Roger was the first to break the silence. “Well, I’m damned!” he said softly. “What on earth did he want to go and do that for?”

“Why does anyone do it?” asked Jefferson, staring at the still figure as if trying to read its secret. “Because he has some damned good reason of his own, I suppose.”

Roger shrugged his shoulders a little impatiently. “No doubt. But old Stanworth of all people! I shouldn’t have thought that he’d got a care in the world. Not that I knew him particularly well, of course; but I was only saying to you yesterday, Alec——” He broke off suddenly. Alec’s face had gone a ghastly white, and he was gazing with horrified eyes at the figure in the chair.

“I was forgetting,” Roger muttered in a low voice to Jefferson. “The boy was too young to be in the war; he’s only twenty-four. It’s a bit of a shock, one’s first corpse. Especially this sort of thing. Phew! There’s a smell of death in here. Let’s get some of these windows open.”

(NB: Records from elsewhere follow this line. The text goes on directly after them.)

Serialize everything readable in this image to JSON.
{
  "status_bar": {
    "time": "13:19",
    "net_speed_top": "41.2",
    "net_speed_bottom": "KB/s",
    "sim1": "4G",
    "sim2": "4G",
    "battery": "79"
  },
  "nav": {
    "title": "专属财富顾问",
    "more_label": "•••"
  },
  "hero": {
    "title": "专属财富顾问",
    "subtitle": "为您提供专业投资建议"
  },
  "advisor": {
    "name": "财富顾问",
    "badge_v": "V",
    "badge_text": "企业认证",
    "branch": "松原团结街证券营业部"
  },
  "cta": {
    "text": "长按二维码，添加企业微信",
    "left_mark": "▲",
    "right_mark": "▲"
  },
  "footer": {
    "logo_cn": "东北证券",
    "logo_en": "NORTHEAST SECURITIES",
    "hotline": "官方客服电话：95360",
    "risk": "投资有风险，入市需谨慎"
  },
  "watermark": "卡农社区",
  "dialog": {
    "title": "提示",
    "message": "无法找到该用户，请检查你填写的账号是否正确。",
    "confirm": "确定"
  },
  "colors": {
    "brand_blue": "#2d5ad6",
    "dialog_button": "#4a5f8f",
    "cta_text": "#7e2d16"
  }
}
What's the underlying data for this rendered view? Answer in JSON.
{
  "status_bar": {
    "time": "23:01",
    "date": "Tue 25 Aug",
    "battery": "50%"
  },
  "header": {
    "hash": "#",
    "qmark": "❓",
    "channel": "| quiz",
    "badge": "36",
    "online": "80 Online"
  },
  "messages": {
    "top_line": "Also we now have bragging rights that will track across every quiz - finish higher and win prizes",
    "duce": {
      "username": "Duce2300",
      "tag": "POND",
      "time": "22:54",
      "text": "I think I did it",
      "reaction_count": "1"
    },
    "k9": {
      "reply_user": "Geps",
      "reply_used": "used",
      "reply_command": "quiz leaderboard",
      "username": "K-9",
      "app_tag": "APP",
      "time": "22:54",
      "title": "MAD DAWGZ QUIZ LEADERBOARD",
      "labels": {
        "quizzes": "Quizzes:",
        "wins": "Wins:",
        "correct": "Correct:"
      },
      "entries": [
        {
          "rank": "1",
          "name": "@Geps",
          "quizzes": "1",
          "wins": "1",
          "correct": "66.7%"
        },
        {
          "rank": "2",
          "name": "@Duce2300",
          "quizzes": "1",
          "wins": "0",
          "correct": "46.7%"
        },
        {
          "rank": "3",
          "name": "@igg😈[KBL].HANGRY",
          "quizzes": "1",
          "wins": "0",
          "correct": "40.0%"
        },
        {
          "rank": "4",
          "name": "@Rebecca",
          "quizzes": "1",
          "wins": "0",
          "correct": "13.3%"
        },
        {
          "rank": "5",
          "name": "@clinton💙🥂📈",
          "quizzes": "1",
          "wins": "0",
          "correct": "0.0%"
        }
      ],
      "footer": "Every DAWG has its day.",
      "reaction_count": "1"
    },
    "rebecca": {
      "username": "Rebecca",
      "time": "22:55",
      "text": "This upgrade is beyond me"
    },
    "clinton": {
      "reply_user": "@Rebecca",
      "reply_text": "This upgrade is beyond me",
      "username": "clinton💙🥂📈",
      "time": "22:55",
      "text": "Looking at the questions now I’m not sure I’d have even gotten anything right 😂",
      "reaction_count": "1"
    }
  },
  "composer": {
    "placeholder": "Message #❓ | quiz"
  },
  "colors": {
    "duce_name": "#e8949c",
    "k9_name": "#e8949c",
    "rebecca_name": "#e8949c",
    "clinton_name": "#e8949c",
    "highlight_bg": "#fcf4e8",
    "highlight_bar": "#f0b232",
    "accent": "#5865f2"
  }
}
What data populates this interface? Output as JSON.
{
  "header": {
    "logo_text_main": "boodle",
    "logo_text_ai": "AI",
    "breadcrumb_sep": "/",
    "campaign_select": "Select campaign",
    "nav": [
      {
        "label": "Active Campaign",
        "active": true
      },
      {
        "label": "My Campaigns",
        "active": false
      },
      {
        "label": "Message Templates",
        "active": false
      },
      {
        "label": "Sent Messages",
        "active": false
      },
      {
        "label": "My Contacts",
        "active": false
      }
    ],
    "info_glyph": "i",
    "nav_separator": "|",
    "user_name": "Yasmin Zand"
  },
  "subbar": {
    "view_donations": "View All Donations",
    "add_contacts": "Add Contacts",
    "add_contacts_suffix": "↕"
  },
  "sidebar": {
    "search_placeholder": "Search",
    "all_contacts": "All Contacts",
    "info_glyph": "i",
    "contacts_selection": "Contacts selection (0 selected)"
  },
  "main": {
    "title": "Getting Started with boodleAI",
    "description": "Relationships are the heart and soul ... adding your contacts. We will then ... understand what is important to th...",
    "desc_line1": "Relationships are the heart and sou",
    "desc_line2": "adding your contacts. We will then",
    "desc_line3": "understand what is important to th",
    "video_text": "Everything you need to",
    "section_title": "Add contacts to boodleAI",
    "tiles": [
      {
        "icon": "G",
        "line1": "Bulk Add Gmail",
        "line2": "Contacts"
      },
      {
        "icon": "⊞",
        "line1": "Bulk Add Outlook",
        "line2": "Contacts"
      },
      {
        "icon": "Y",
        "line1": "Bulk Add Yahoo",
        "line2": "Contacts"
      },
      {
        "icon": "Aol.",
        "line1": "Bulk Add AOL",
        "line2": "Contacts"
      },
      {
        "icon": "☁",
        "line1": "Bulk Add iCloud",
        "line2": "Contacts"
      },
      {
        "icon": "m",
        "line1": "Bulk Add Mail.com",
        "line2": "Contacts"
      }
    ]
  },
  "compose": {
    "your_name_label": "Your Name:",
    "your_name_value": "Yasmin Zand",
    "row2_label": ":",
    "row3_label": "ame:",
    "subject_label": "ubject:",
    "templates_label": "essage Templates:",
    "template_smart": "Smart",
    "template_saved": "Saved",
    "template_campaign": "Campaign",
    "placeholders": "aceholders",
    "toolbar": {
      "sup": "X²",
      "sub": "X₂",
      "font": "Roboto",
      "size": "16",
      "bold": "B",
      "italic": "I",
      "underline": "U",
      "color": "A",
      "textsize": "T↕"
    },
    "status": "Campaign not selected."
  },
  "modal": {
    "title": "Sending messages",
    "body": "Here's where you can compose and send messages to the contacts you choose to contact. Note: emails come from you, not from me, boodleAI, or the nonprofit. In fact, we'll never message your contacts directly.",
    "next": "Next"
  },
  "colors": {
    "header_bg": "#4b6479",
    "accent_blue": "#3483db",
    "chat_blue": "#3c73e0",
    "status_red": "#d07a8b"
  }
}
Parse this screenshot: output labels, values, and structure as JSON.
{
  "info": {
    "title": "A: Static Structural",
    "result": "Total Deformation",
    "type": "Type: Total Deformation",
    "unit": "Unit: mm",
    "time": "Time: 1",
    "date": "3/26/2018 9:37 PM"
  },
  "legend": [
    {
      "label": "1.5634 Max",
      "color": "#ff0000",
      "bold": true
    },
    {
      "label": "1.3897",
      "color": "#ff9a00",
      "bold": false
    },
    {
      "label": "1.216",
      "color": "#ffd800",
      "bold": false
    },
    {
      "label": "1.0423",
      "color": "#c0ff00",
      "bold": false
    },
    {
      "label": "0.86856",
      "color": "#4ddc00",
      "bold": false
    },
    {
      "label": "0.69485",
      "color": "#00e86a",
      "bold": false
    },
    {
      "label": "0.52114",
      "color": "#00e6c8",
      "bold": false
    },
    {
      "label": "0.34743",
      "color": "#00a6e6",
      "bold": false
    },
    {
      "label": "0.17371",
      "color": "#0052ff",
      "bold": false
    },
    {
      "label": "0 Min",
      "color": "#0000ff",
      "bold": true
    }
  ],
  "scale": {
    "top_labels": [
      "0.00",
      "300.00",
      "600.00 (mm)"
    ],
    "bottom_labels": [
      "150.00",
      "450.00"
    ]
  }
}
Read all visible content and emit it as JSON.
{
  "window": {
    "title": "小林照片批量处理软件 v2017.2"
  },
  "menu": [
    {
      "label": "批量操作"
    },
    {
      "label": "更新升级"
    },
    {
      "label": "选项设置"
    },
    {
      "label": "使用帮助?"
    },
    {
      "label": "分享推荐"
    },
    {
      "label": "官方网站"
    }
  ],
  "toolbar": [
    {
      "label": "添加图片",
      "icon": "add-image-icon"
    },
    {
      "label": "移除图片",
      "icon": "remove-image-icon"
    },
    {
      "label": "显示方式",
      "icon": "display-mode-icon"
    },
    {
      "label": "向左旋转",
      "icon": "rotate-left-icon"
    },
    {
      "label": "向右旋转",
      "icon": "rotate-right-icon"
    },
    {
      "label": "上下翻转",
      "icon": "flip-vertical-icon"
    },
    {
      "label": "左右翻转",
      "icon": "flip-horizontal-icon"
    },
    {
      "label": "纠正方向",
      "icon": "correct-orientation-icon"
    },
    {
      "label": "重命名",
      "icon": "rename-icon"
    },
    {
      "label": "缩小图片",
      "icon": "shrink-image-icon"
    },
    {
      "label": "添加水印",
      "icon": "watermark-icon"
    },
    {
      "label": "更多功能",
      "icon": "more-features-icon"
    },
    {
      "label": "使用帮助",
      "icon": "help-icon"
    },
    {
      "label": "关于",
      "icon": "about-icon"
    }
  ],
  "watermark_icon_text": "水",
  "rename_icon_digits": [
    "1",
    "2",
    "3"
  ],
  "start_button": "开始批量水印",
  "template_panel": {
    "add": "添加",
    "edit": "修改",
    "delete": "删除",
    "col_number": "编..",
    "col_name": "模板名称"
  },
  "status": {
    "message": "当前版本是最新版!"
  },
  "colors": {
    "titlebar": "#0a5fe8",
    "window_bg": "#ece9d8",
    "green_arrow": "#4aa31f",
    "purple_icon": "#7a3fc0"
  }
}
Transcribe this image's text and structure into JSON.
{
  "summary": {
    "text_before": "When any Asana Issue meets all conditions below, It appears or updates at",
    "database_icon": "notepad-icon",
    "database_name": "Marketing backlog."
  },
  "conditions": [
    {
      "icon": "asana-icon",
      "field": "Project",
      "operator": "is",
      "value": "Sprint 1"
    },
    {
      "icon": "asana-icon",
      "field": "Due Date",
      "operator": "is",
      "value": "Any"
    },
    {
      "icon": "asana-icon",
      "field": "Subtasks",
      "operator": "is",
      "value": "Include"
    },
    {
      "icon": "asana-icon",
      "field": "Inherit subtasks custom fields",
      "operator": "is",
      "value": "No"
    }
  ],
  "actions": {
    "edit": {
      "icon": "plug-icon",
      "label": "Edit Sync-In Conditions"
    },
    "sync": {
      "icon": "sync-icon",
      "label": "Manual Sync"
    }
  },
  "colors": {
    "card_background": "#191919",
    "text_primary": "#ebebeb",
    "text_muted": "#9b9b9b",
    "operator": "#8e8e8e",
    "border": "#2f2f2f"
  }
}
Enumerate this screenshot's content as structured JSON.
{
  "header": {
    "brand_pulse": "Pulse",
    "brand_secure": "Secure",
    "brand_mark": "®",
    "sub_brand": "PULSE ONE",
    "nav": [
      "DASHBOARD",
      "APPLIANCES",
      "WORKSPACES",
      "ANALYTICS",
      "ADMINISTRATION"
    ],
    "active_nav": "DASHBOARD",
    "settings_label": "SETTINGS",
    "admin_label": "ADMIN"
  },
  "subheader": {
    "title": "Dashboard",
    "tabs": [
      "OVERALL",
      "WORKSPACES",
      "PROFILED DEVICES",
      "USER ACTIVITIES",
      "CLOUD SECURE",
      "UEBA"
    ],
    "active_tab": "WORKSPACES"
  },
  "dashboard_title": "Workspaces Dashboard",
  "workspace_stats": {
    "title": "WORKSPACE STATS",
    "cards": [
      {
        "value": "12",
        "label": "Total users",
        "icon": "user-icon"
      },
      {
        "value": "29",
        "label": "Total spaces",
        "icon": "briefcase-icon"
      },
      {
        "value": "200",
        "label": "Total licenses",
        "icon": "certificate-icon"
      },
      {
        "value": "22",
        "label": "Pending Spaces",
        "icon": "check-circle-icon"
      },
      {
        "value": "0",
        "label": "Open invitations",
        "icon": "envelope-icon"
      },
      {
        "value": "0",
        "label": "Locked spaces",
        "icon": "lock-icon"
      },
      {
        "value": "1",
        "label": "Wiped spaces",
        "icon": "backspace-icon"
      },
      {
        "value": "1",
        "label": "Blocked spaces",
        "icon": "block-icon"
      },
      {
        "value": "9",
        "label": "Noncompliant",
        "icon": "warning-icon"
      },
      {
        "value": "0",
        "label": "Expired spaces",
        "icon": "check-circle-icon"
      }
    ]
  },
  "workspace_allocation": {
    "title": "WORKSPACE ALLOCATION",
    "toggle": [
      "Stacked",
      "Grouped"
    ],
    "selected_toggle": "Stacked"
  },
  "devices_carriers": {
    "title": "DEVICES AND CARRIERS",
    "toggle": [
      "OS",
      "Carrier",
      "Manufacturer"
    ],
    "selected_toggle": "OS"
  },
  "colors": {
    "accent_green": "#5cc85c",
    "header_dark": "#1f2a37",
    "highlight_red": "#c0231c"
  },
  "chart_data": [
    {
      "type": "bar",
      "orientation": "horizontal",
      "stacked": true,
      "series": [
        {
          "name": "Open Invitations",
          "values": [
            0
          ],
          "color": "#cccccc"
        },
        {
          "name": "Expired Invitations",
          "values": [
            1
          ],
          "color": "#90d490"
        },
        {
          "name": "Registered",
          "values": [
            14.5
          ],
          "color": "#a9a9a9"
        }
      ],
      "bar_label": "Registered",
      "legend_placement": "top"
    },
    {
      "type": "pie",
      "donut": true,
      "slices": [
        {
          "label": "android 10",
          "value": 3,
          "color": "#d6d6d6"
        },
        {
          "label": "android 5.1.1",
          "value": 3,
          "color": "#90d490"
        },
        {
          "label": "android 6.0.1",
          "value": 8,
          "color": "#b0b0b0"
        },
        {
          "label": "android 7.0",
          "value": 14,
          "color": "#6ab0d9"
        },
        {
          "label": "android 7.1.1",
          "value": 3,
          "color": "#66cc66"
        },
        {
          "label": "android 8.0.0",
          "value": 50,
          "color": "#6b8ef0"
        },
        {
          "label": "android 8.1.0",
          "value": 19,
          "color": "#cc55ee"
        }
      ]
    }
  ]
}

He turned and threw open the French windows, letting a draught of warm air into the room. “Locked on the inside all right,” he commented as he did so. “So are the other two. Here, Alec, come outside for a minute. It’s no wonder you’re feeling a bit turned up.”

Alec smiled faintly; he had managed to pull himself together and the colour was returning to his cheeks. “Oh, I’m all right,” he said, a little shakily. “It was just a bit of a shock at first.”

The breeze had fluttered the papers on the writing table and one fell to the ground. Graves, the butler, stepped forward to pick it up. Before replacing it he glanced idly at something that was written on it.

“Sir!” he exclaimed excitedly. “Look at this!”